Since the age of nine, Weng has also been training in wushu and has competed in dozens of events around the world. A complex martial art, it is a full-contact sport composed of forms and sparring.

“Wushu is not easy to master. It takes practice, dedication, and a strong mindset as well,” she says. “But I think having a wushu background and getting titles has strengthened my discipline.”

That resolve to learn and succeed permeates through all aspects of her life—including the classroom.

Recently awarded a Beedie Luminaries scholarship, she says it will significantly reduce the financial burden of post-secondary studies.

“I’m extremely thankful,” says Weng, who is enrolled in the sciences at UBC this fall. “It’s so important to me right now, in this pandemic especially when the economy is not doing so well. And tuition can be expensive, especially if you want a degree that can take longer than four years to complete.”

The Beedie scholarships are awarded to “resilient BC students facing financial adversity who have the academic readiness to advance their education, achieve their dreams and inspire others.”

Though still unsure what aspect of the sciences she’ll eventually major in—perhaps biotechnology—Weng is anxious to get started. Trying to understand what makes things tick fascinates her.

During high school, Weng has taken a number of advanced placement courses, and is particularly interested in sciences. 

“I’ve always been fascinated by the logic behind everything and I’ve always liked watching animal documentaries,” she says. “I think science appeals to a lot of people who learn with their senses, plus there’s a lot of benefits in the future if you want a science-related career—for example a doctor or lab technician. It’s a subject that caters to so many different people and personalities.”

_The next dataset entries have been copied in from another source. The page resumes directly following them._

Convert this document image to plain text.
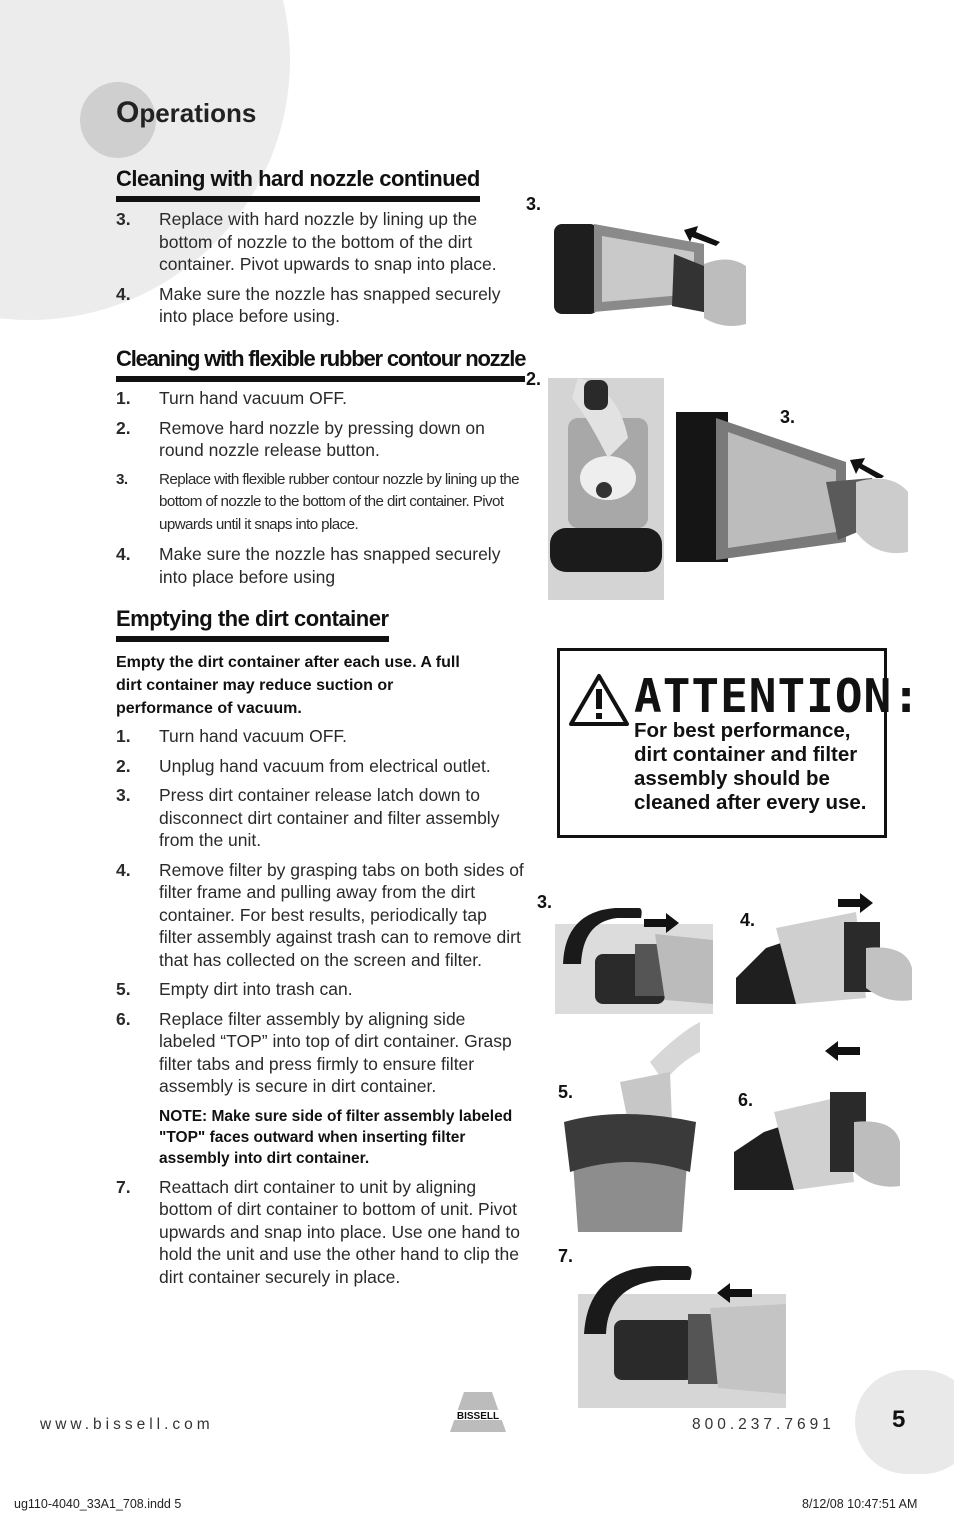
Operations
Cleaning with hard nozzle continued
3. Replace with hard nozzle by lining up the bottom of nozzle to the bottom of the dirt container. Pivot upwards to snap into place.
4. Make sure the nozzle has snapped securely into place before using.
Cleaning with flexible rubber contour nozzle
1. Turn hand vacuum OFF.
2. Remove hard nozzle by pressing down on round nozzle release button.
3. Replace with flexible rubber contour nozzle by lining up the bottom of nozzle to the bottom of the dirt container. Pivot upwards until it snaps into place.
4. Make sure the nozzle has snapped securely into place before using
Emptying the dirt container

Empty the dirt container after each use. A full dirt container may reduce suction or performance of vacuum.

1. Turn hand vacuum OFF.
2. Unplug hand vacuum from electrical outlet.
3. Press dirt container release latch down to disconnect dirt container and filter assembly from the unit.
4. Remove filter by grasping tabs on both sides of filter frame and pulling away from the dirt container. For best results, periodically tap filter assembly against trash can to remove dirt that has collected on the screen and filter.
5. Empty dirt into trash can.
6. Replace filter assembly by aligning side labeled “TOP” into top of dirt container. Grasp filter tabs and press firmly to ensure filter assembly is secure in dirt container.
NOTE: Make sure side of filter assembly labeled "TOP" faces outward when inserting filter assembly into dirt container.
7. Reattach dirt container to unit by aligning bottom of dirt container to bottom of unit. Pivot upwards and snap into place. Use one hand to hold the unit and use the other hand to clip the dirt container securely in place.
3.
2.
3.
3.
4.
5.	6.
7.
ATTENTION:

For best performance, dirt container and filter assembly should be cleaned after every use.

www.bissell.com	BISSELL	800.237.7691 5
ug110-4040_33A1_708.indd 5	8/12/08 10:47:51 AM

Suggesting friends would describe her as passionate and caring, Weng seeks opportunities that reflect her personality and values. She’s been a longtime air cadet and dedicated community volunteer, which have both furthered her leadership skills and confidence.

“There’s quite a few people I look up to, who have a lot of self-discipline and respect,” she says. “I want to become someone who has high standards and inspires others.”